Caltanissetta – Le porte in faccia della Cassazione hanno fatto scattare l’arresto della “boss in gonna”. Perché la condanna a suo carico per mafia e pizzo è divenuta definitiva.
E la sessantanovenne Maria Catena Cammarata è finita in cella per scontare undici anni di reclusione per associazione mafiosa e un episodio estorsivo ai danni di un imprenditore pure lui di Riesi. Provvedimento restrittivo scattato sull’onda del suo coinvolgimento nell’indagine dei carabinieri su mafia, pizzo, droga e armi ribattezzata «De Reditu».
Con il «no» della Suprema Corte la sorella dei boss di Cosa nostra a Riesi – assistita dall’avvocato Danilo Tipo – è stata arrestata dai carabinieri.
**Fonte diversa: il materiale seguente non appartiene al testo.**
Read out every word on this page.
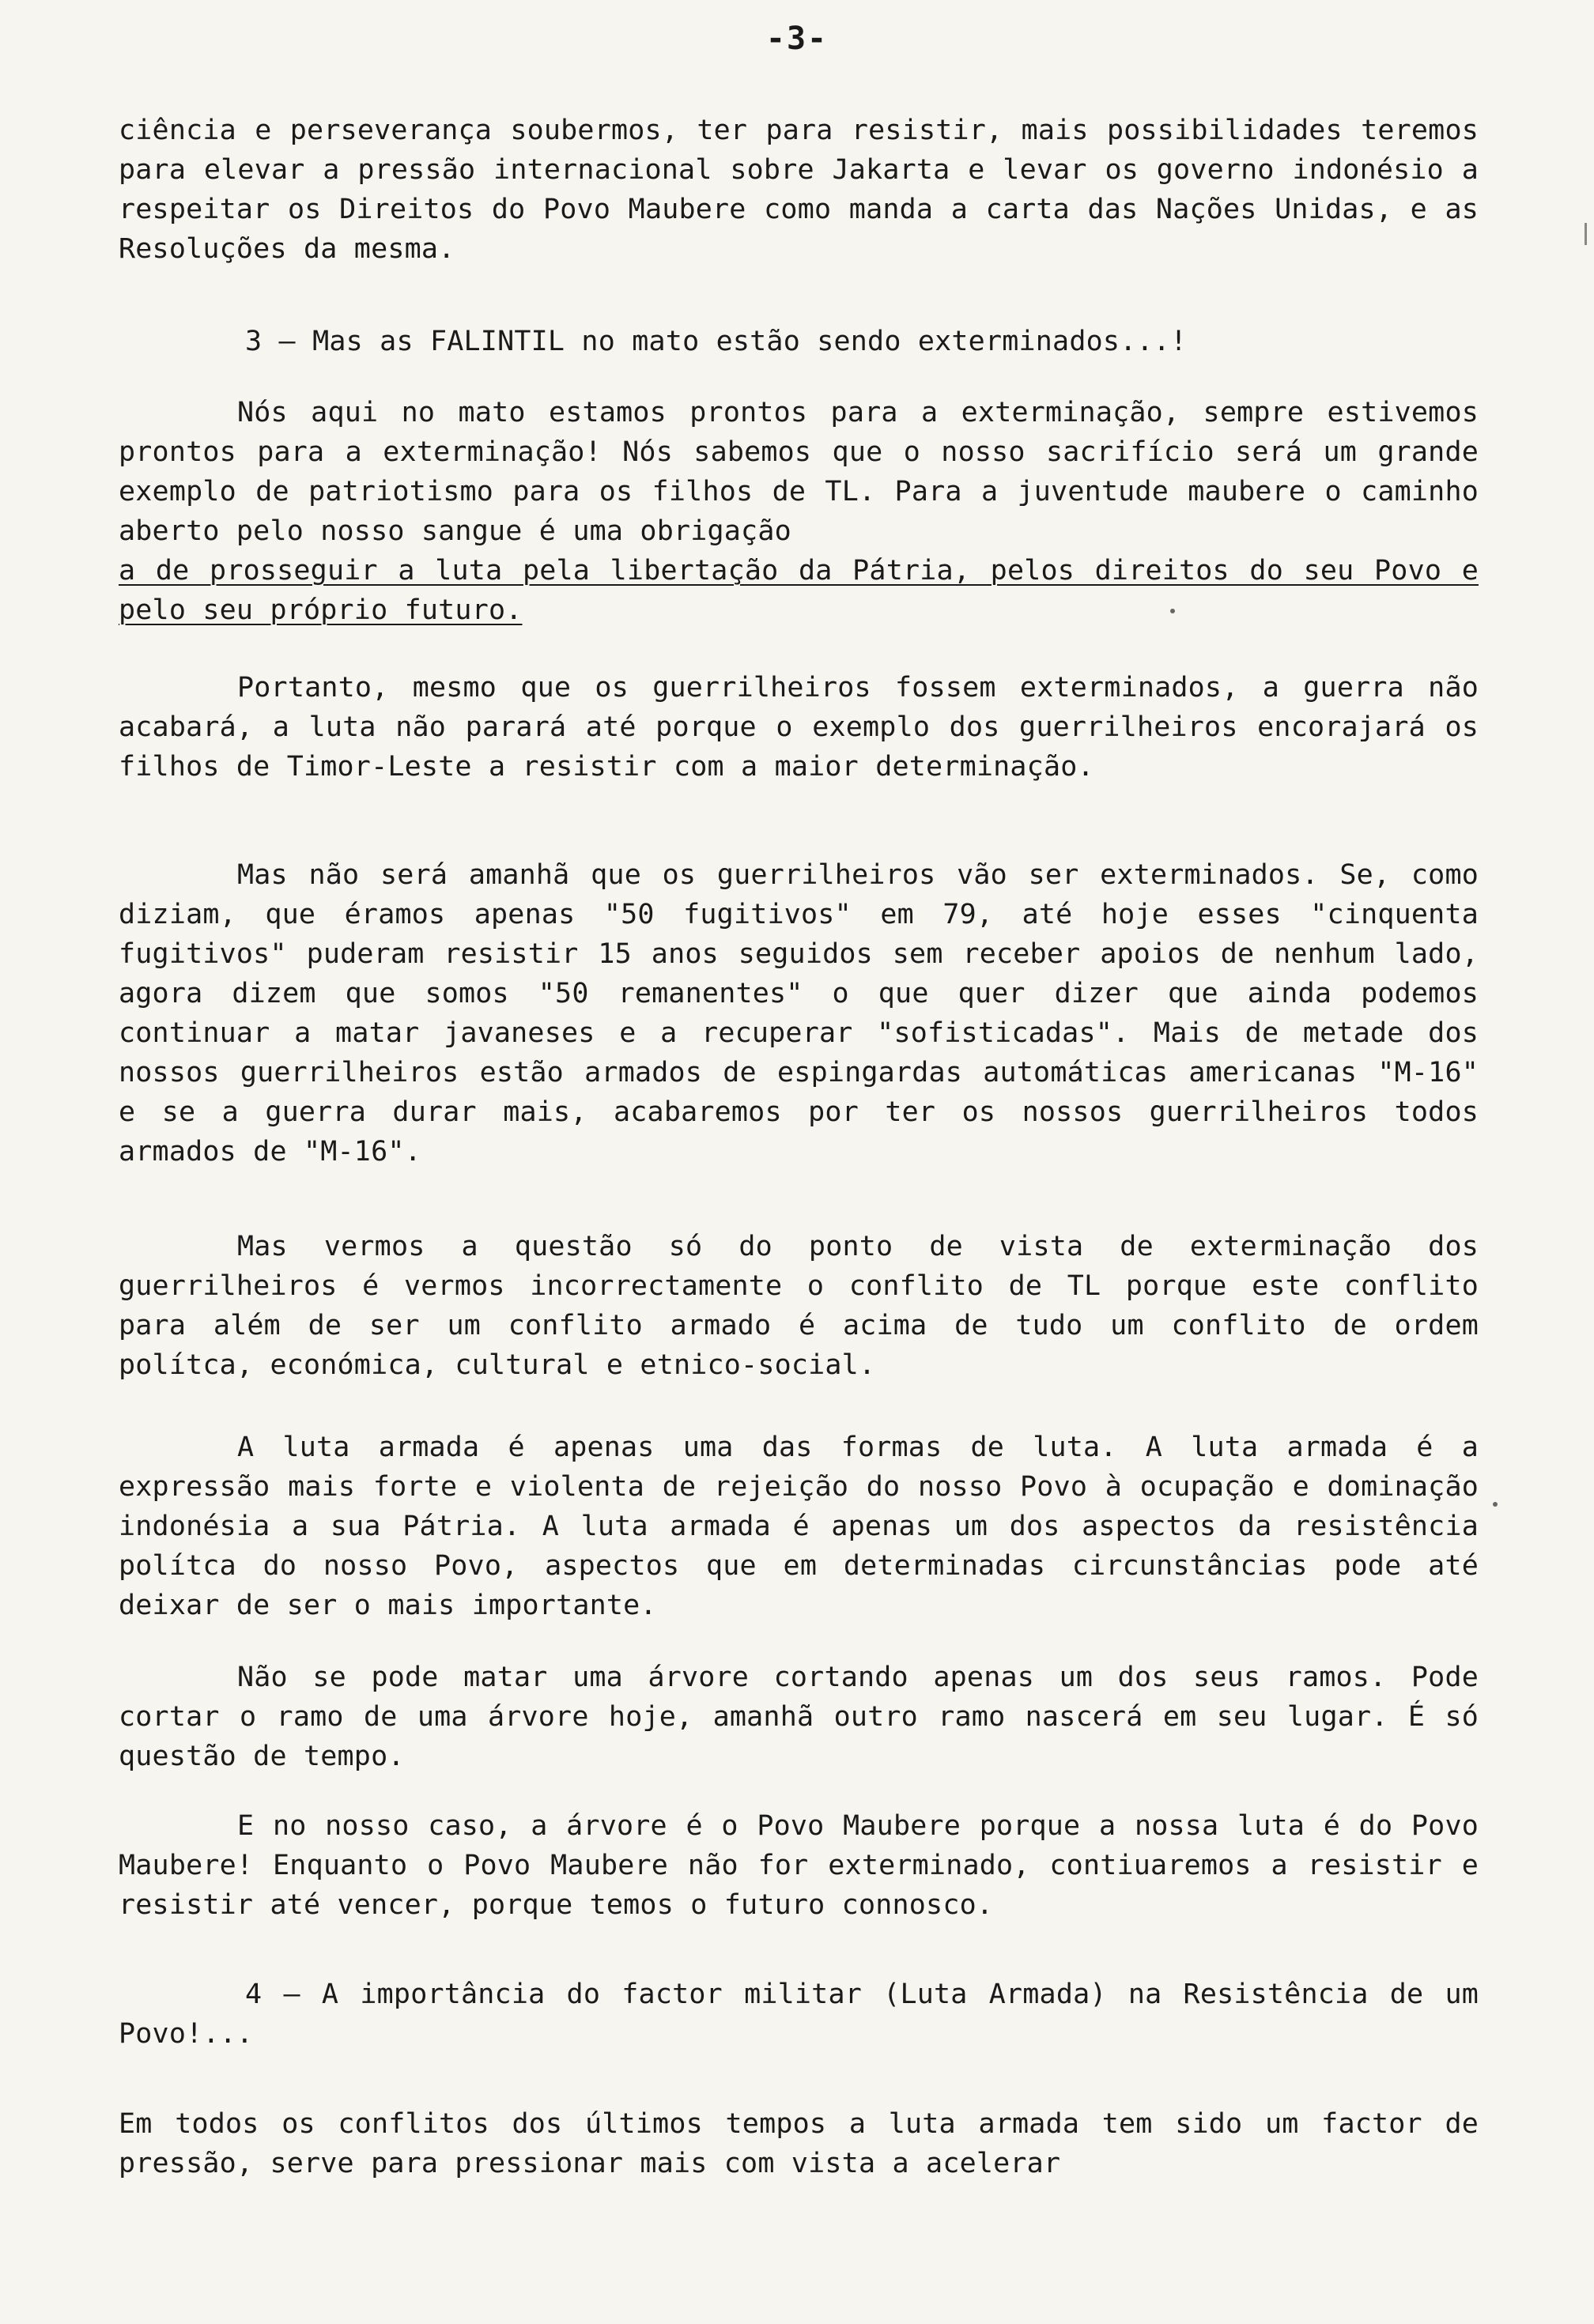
-3-

ciência e perseverança soubermos, ter para resistir, mais possibilidades teremos para elevar a pressão internacional sobre Jakarta e levar os governo indonésio a respeitar os Direitos do Povo Maubere como manda a carta das Nações Unidas, e as Resoluções da mesma.

3 – Mas as FALINTIL no mato estão sendo exterminados...!

Nós aqui no mato estamos prontos para a exterminação, sempre estivemos prontos para a exterminação! Nós sabemos que o nosso sacrifício será um grande exemplo de patriotismo para os filhos de TL. Para a juventude maubere o caminho aberto pelo nosso sangue é uma obrigação

a de prosseguir a luta pela libertação da Pátria, pelos direitos do seu Povo e pelo seu próprio futuro.

Portanto, mesmo que os guerrilheiros fossem exterminados, a guerra não acabará, a luta não parará até porque o exemplo dos guerrilheiros encorajará os filhos de Timor-Leste a resistir com a maior determinação.

Mas não será amanhã que os guerrilheiros vão ser exterminados. Se, como diziam, que éramos apenas "50 fugitivos" em 79, até hoje esses "cinquenta fugitivos" puderam resistir 15 anos seguidos sem receber apoios de nenhum lado, agora dizem que somos "50 remanentes" o que quer dizer que ainda podemos continuar a matar javaneses e a recuperar "sofisticadas". Mais de metade dos nossos guerrilheiros estão armados de espingardas automáticas americanas "M-16" e se a guerra durar mais, acabaremos por ter os nossos guerrilheiros todos armados de "M-16".

Mas vermos a questão só do ponto de vista de exterminação dos guerrilheiros é vermos incorrectamente o conflito de TL porque este conflito para além de ser um conflito armado é acima de tudo um conflito de ordem polítca, económica, cultural e etnico-social.

A luta armada é apenas uma das formas de luta. A luta armada é a expressão mais forte e violenta de rejeição do nosso Povo à ocupação e dominação indonésia a sua Pátria. A luta armada é apenas um dos aspectos da resistência polítca do nosso Povo, aspectos que em determinadas circunstâncias pode até deixar de ser o mais importante.

Não se pode matar uma árvore cortando apenas um dos seus ramos. Pode cortar o ramo de uma árvore hoje, amanhã outro ramo nascerá em seu lugar. É só questão de tempo.

E no nosso caso, a árvore é o Povo Maubere porque a nossa luta é do Povo Maubere! Enquanto o Povo Maubere não for exterminado, contiuaremos a resistir e resistir até vencer, porque temos o futuro connosco.

4 – A importância do factor militar (Luta Armada) na Resistência de um Povo!...

Em todos os conflitos dos últimos tempos a luta armada tem sido um factor de pressão, serve para pressionar mais com vista a acelerar
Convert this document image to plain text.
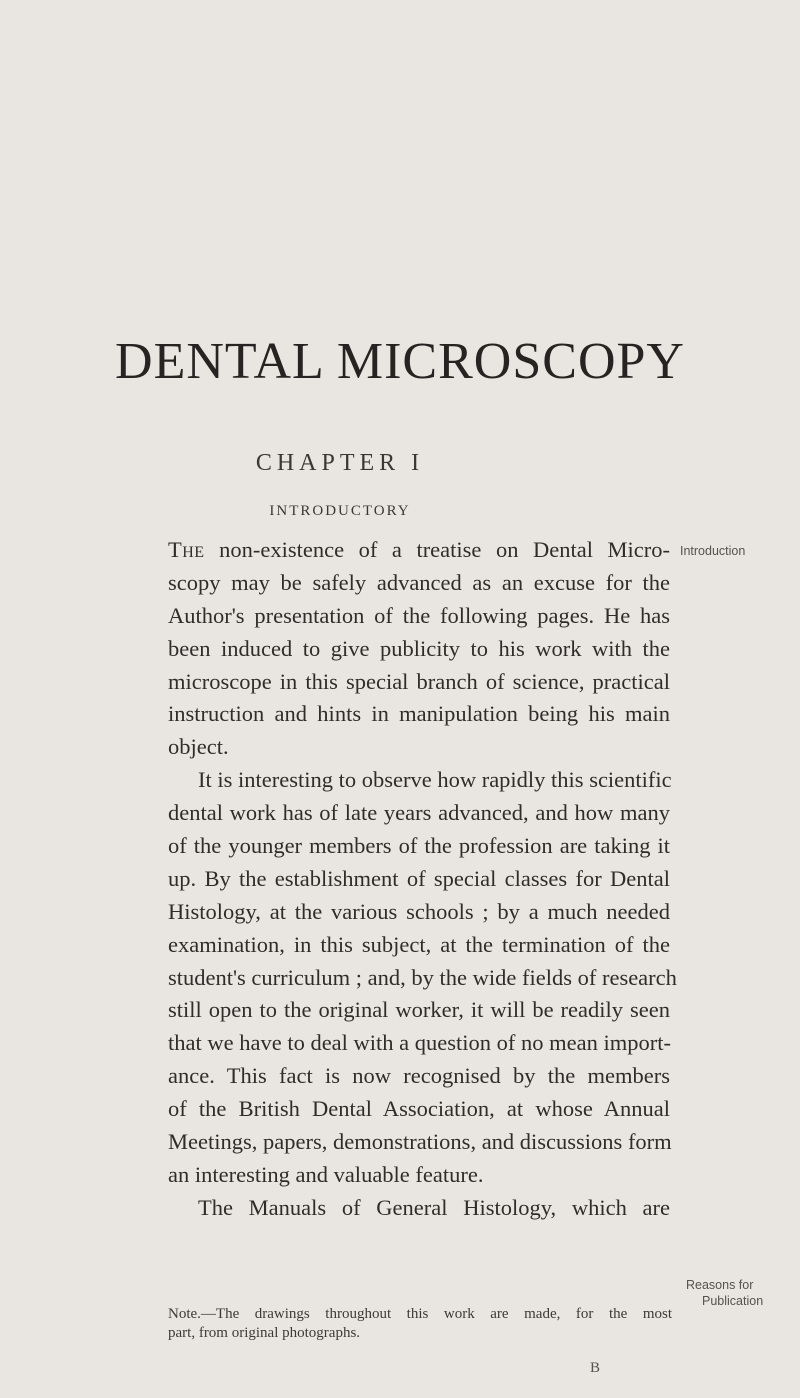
DENTAL MICROSCOPY
CHAPTER I
INTRODUCTORY
The non-existence of a treatise on Dental Micro-
scopy may be safely advanced as an excuse for the
Author's presentation of the following pages. He has
been induced to give publicity to his work with the
microscope in this special branch of science, practical
instruction and hints in manipulation being his main
object.
It is interesting to observe how rapidly this scientific
dental work has of late years advanced, and how many
of the younger members of the profession are taking it
up. By the establishment of special classes for Dental
Histology, at the various schools ; by a much needed
examination, in this subject, at the termination of the
student's curriculum ; and, by the wide fields of research
still open to the original worker, it will be readily seen
that we have to deal with a question of no mean import-
ance. This fact is now recognised by the members
of the British Dental Association, at whose Annual
Meetings, papers, demonstrations, and discussions form
an interesting and valuable feature.
The Manuals of General Histology, which are
Introduction
Reasons for
Publication
Note.—The drawings throughout this work are made, for the most
part, from original photographs.
B
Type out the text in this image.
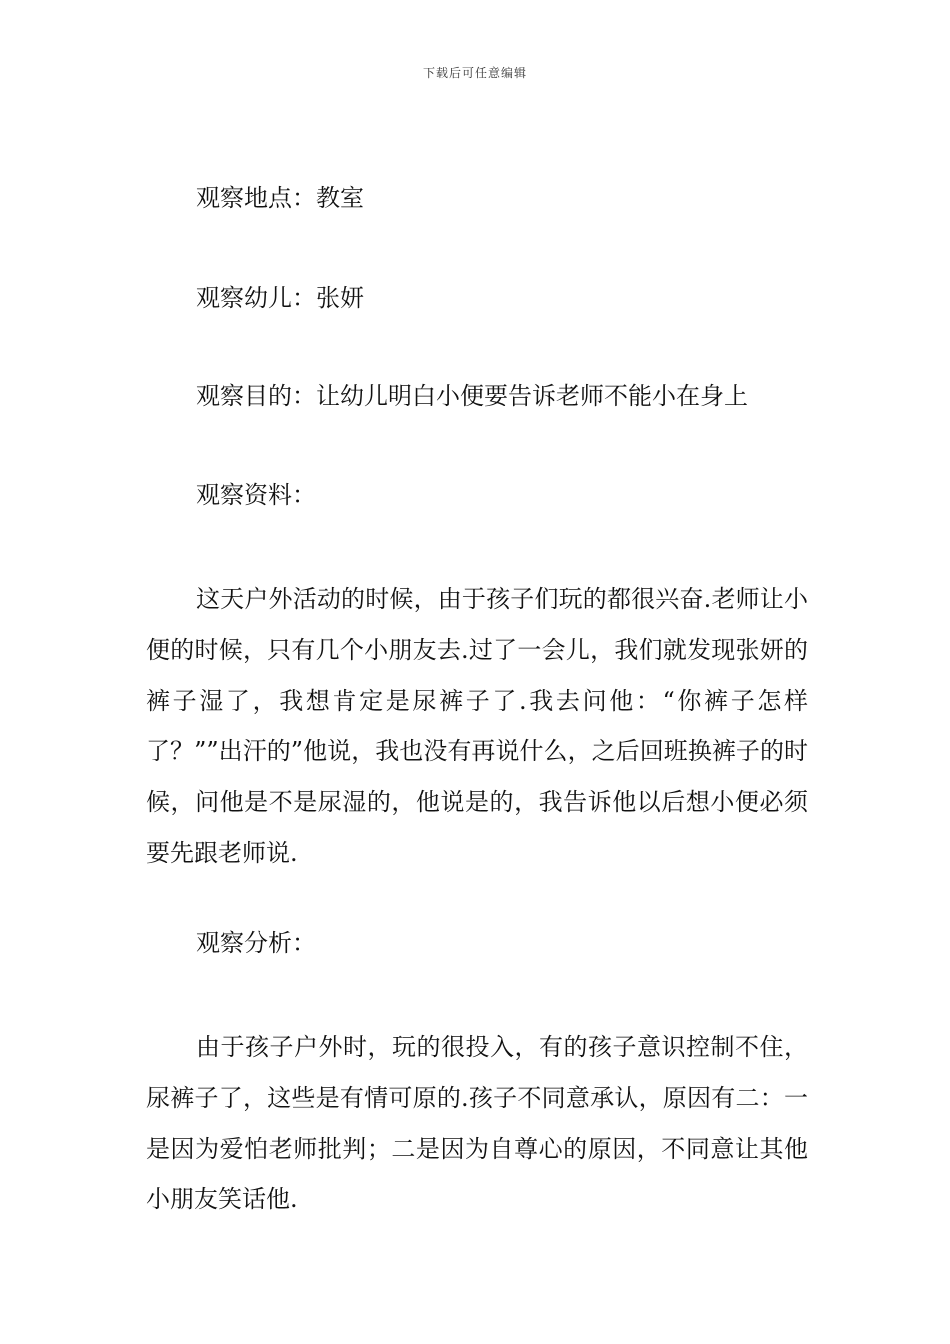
下载后可任意编辑
观察地点：教室
观察幼儿：张妍
观察目的：让幼儿明白小便要告诉老师不能小在身上
观察资料：
这天户外活动的时候，由于孩子们玩的都很兴奋.老师让小便的时候，只有几个小朋友去.过了一会儿，我们就发现张妍的裤子湿了，我想肯定是尿裤子了.我去问他：“你裤子怎样了？””出汗的”他说，我也没有再说什么，之后回班换裤子的时候，问他是不是尿湿的，他说是的，我告诉他以后想小便必须要先跟老师说.
观察分析：
由于孩子户外时，玩的很投入，有的孩子意识控制不住，尿裤子了，这些是有情可原的.孩子不同意承认，原因有二：一是因为爱怕老师批判；二是因为自尊心的原因，不同意让其他小朋友笑话他.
Già perché è divenuto definitivo il pronunciamento della corte d’Appello di Caltanissetta dopo il concordato di pena a dodici anni di reclusione.
Verdetto definitivo, e altro arresto per un altro dei coinvolti nella stessa inchiesta dei carabinieri , è scattato per l’ottantaduenne Giuseppe Di Garbo -assistito dagli avvocati Carmelo Terranova e Giada Faraci -condannato a undici anni per associazione a delinquere finalizzata alla coltivazione e traffico di marijuana e spaccio di droga.
Sono tra i venticinque destinatari di ordinanza di custodia cautelare – di cui venti in carcere e cinque in carcere – emesse dal gip di Caltanissetta nell’estate di cinque anni sull’onda di un’indagine dei carabinieri che, nella sua globalità, ha fatto luce su cinque omicidi e tre tentati omicidi consumati a Riesi alla fine degli anni ‘90, oltre che su un giro di coltivazione e produzione di marijuana e una serie di estorsioni, con l’ombra della mafia ad aleggiare.